Rogue and I were working on a D&D campaign one morning at the cafe when Frank and Joey sent us on a mission to rustle up their late dog walker, Jimmy, who was apparently sleeping one off in Frank and Joey’s van, which we called the “murder van” -- because it looked like one.

I walked with Rogue along a row of rummy-junkies laying on the sidewalk at various angles, men warming themselves in the South of Market sun. SOMA’s windless heat cooked their odors into the air, turning our walk down the alley into a noxious gauntlet of piss, shit, and rotten shoes. We were the early morning search and rescue team. Rogue spotted the murder van and we honed in.

“Wait,” Rogue said quietly, holding up her hand. I smiled, thinking she had a plan to prank Jimmy. An oversleeping penalty. We stood two parked cars away from the van. “Stay here,” she said. I stayed.

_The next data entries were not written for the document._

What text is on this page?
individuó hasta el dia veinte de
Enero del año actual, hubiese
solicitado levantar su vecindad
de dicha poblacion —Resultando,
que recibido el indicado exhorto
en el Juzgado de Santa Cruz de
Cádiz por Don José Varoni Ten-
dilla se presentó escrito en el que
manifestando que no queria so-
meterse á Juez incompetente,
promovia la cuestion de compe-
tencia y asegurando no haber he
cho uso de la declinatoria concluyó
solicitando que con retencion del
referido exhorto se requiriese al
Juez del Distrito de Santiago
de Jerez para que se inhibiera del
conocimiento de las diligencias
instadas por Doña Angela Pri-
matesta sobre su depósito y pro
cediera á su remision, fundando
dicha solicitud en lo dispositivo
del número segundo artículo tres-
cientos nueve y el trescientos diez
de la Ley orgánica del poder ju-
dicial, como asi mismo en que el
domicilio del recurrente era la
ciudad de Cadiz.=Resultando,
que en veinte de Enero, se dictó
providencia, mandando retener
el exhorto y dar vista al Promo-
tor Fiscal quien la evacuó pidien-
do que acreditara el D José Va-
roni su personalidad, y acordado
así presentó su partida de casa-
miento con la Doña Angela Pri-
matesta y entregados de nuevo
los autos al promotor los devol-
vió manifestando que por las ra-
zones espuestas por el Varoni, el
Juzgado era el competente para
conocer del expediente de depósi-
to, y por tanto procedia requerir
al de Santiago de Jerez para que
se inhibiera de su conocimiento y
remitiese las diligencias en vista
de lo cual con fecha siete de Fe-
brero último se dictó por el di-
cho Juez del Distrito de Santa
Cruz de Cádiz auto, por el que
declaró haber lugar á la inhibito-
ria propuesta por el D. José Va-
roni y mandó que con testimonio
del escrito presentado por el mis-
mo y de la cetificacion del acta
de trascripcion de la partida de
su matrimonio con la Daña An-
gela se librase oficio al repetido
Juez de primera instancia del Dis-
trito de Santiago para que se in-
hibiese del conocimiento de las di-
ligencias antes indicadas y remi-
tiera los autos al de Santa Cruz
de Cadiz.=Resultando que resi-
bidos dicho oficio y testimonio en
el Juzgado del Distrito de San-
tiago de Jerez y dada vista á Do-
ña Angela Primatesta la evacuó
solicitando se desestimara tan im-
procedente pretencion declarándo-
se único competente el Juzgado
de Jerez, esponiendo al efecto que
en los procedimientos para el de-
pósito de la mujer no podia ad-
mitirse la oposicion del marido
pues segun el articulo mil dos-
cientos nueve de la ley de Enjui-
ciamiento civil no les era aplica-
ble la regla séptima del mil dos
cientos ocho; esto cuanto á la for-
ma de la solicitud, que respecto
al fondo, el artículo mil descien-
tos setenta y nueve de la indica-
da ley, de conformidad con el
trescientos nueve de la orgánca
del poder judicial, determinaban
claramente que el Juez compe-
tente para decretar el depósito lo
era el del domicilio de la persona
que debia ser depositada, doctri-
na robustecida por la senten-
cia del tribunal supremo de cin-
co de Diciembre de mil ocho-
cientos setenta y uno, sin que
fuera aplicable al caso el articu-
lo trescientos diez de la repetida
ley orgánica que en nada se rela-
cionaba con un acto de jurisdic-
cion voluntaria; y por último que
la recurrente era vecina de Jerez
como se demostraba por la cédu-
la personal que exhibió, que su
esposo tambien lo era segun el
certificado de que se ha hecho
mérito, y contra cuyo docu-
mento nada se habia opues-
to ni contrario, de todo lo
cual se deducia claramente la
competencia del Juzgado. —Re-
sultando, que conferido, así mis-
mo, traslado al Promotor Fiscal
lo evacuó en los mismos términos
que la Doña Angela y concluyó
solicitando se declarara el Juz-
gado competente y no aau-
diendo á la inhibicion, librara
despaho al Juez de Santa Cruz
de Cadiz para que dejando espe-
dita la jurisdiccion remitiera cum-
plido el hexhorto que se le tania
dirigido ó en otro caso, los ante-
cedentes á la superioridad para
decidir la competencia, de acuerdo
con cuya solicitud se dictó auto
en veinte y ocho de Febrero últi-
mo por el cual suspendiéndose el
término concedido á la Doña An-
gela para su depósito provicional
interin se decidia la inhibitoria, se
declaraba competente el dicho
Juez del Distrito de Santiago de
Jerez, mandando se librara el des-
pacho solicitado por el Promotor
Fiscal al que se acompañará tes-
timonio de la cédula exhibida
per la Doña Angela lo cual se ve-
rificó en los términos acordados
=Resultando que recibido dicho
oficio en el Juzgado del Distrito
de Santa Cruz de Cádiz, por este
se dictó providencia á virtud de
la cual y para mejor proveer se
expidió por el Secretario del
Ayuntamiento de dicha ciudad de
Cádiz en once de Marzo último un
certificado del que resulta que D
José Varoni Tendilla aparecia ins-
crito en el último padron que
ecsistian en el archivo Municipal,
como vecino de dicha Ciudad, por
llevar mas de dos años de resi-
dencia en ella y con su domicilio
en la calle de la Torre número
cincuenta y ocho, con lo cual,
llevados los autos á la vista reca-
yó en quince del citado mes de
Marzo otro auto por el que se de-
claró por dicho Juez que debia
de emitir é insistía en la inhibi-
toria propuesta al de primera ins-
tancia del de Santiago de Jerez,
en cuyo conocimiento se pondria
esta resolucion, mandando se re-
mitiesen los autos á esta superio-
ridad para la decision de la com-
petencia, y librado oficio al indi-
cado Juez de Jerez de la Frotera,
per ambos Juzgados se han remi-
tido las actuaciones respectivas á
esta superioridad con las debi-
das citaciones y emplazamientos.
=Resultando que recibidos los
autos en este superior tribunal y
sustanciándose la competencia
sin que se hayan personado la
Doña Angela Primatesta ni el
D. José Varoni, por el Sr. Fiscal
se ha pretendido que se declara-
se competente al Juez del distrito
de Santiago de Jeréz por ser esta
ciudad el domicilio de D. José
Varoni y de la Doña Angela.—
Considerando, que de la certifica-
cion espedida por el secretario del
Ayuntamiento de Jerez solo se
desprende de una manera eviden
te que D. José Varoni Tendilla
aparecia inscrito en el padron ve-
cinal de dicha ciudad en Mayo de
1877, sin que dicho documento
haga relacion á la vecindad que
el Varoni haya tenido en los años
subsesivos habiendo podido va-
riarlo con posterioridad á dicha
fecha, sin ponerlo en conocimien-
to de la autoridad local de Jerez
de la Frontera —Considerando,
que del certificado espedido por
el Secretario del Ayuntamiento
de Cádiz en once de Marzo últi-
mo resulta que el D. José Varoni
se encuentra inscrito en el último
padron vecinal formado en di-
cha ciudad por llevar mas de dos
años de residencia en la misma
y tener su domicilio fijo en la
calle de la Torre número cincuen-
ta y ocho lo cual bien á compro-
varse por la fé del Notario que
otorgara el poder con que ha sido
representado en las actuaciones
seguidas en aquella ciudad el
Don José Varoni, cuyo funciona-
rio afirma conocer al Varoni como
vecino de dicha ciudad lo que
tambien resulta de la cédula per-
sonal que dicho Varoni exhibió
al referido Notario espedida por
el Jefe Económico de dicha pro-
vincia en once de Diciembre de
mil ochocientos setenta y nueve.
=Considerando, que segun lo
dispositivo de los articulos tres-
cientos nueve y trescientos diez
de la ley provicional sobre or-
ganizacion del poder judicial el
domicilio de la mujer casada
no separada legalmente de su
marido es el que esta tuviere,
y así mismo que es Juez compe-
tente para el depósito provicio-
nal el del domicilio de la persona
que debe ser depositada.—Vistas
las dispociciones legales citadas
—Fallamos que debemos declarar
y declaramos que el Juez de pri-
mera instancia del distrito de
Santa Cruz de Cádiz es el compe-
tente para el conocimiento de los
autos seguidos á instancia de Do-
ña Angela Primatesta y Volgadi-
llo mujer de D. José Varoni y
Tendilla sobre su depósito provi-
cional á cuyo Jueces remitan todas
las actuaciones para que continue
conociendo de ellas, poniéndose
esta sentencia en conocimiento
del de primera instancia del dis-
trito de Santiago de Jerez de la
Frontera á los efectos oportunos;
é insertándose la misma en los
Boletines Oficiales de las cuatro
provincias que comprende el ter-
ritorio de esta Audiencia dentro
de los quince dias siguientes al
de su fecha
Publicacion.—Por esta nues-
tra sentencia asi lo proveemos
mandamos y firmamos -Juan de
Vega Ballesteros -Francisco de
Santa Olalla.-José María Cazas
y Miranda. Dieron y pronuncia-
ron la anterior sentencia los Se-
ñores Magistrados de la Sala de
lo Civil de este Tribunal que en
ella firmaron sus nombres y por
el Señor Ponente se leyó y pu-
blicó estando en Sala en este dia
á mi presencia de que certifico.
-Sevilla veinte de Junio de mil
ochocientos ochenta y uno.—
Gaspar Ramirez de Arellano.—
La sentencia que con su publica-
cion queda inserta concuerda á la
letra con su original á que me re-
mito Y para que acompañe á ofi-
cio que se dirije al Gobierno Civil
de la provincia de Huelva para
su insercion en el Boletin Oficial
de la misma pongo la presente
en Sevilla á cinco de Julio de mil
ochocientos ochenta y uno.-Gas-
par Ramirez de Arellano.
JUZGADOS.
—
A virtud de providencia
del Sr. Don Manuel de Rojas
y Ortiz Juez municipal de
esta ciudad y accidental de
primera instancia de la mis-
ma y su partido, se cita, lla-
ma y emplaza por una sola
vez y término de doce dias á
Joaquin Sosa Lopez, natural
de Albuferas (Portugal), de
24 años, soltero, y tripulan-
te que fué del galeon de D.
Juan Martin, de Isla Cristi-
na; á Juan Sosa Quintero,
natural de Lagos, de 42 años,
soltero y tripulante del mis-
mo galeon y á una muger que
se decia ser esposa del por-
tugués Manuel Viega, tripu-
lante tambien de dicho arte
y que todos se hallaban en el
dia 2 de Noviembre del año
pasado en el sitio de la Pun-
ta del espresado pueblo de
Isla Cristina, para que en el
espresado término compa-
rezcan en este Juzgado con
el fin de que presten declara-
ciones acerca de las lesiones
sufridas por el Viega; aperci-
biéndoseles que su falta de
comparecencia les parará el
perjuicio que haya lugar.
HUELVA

Rogue walked over and looked at the side mirror, then quickly peered inside. Her mohawk looked like a rooster comb in profile, peeking in the van’s window. She turned around and walked back to me. She wasn’t smiling. “Let’s go.”

“Wait,” I said, “what’s going on?”

“You don’t want to know,” she said. “Let’s just go.”

“What do you mean?” I started walking to the van. Whatever it was, I had to know.

“Don’t!” Rogue hissed, barely above a whisper. “You don’t want to look in there.”

I followed Rogue’s previous steps, carefully looking in the side mirror first. It was hard to see into the van’s dark interior. After half a second my eyes caught movement. Slow, rolling movement. I blinked the image into focus. Lisa moving, arching her back on top of Jimmy, and Jimmy’s hands rising to meet her pale skin.

I backed away from the van. “Oh,” I said quietly. Rogue came over and took my hand, leading me back toward the cafe.

Rogue could’ve said ‘I told you so’ when we were walking but she didn’t. Instead, she just said, “I’m sorry.”

I asked if we could walk for a little bit. I waited for her outside the cafe while she went in to tell Frank and Joey that Jimmy was on his own. She came out with two mochas in paper cups. “Soy, like you like,” she said, handing me the treat. We walked.

“Do you want to talk about it?” She asked. “I’m fine either way.